Ziele der Angreifer waren am Freitagabend auch ein kambodschanisches Restaurant und die Bar Le Carillon, beide voll besetzt. Vor den Augen der Fernsehzuschauer griffen die Terroristen auch das mit 75.000 Menschen vollbesetzte Stade de France an, wo gerade Deutschland gegen Frankreich spielte - mit Hollande und Bundesaußenminister Frank-Walter Steinmeier in der Ehrenloge. Nach rund zwanzig Minuten Spielzeit war eine erste schwere Explosion zu hören, gefolgt von zwei weiteren. Sie kamen von drei Selbstmordattentätern, die sich vor den Stadiontoren in die Luft sprengten. Die deutsche Mannschaft blieb die Nacht über im Stade de France und flog direkt von dort aus nach Frankfurt zurück.

Pariser bieten Unterkünfte an und spenden Blut

Nach den Anschlägen forderten die Behörden die Einwohner der Hauptstadt auf, zu Hause zu bleiben. Diejenigen, die in der Stadt unterwegs waren, kamen bei Freunden unter. Über das Schlagwort #PorteOuverte (Offene Tür) im Kurznachrichtendienst Twitter boten Fremde Unterkunft für diejenigen an, die in der Stadt festsaßen. Ein weiterer Hashtag #RechercheParis (Suche Paris) sollte all denen helfen, die noch nach Freunden und Angehörigen suchten.

Am Samstag blieben aus Sicherheitsgründen die Schulen, Universitäten, Museen, Konzertsäle und Schwimmbäder in Paris geschlossen. Mehrere Linien der stets vollbesetzten Metro waren bereits in der Nacht unterbrochen worden und fuhren am Morgen nur unregelmäßig. Im besonders betroffenen zehnten Stadtbezirk bildeten sich Schlangen von Menschen, die Blut spenden wollten.
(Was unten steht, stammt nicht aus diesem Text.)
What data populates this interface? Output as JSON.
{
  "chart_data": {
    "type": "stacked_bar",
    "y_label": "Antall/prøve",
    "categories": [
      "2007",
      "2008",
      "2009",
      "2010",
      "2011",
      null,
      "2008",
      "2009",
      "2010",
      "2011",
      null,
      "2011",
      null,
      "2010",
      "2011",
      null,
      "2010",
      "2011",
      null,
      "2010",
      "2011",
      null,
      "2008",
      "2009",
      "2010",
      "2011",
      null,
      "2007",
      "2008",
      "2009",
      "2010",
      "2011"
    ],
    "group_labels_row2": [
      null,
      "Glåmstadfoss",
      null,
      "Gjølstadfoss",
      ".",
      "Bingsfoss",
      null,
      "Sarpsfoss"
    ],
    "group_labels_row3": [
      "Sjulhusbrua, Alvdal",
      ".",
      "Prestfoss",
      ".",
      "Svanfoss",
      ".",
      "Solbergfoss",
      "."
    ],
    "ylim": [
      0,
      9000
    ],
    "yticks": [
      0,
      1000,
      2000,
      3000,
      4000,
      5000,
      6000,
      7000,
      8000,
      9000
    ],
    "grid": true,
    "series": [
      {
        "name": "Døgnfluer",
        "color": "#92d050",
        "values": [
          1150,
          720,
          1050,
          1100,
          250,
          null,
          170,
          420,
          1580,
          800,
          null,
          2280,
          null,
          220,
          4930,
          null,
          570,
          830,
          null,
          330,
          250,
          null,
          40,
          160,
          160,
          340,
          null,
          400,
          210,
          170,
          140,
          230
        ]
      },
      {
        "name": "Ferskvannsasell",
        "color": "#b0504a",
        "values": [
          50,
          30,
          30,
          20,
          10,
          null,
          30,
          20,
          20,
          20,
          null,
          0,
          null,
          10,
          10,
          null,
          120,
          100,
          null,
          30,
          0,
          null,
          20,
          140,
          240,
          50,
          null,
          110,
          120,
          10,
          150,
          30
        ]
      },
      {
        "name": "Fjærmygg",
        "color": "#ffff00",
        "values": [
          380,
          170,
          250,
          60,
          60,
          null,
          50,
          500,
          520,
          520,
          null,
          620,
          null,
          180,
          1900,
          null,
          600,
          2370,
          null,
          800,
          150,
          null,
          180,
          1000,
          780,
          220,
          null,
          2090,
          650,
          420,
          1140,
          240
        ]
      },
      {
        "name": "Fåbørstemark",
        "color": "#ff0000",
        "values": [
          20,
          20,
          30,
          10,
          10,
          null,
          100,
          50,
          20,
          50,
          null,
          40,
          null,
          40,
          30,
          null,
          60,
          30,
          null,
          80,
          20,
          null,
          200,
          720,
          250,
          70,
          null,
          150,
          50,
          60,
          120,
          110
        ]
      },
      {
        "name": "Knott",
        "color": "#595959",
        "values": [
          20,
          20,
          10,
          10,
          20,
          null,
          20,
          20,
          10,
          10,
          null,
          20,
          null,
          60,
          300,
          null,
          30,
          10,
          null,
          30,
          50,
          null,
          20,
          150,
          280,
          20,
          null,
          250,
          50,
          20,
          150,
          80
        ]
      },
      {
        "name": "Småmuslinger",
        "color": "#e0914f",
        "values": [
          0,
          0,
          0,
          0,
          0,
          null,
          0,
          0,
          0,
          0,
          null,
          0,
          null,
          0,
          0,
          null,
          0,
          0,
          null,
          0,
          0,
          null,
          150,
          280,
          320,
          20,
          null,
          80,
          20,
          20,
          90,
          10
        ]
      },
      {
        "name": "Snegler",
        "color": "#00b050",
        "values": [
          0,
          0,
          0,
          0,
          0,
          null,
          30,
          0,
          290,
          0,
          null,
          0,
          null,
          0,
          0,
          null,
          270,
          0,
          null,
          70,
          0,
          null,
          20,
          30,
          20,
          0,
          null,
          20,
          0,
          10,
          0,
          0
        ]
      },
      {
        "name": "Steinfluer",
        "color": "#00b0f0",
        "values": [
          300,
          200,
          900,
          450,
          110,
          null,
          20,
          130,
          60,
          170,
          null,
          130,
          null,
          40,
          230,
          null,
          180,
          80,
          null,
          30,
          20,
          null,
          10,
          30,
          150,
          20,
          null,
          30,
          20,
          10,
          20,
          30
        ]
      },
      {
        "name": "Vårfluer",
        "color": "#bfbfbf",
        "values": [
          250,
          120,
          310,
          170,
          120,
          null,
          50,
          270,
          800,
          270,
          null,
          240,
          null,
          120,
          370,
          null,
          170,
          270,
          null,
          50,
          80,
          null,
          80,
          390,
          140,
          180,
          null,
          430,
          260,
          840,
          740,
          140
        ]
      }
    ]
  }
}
Andere legten Blumen vor den angegriffenen Restaurants nieder. "Was passiert ist, war hundertmal Charlie", sagte eine 18-Jährige, die oft am Freitagabend mit ihren Freundinnen in Paris unterwegs ist. Sie wird nun nicht mehr so leichtfertig ausgehen, denn wie Ex-Präsident Nicolas Sarkozy sagte: "Nichts wird mehr so sein, wie es einmal war."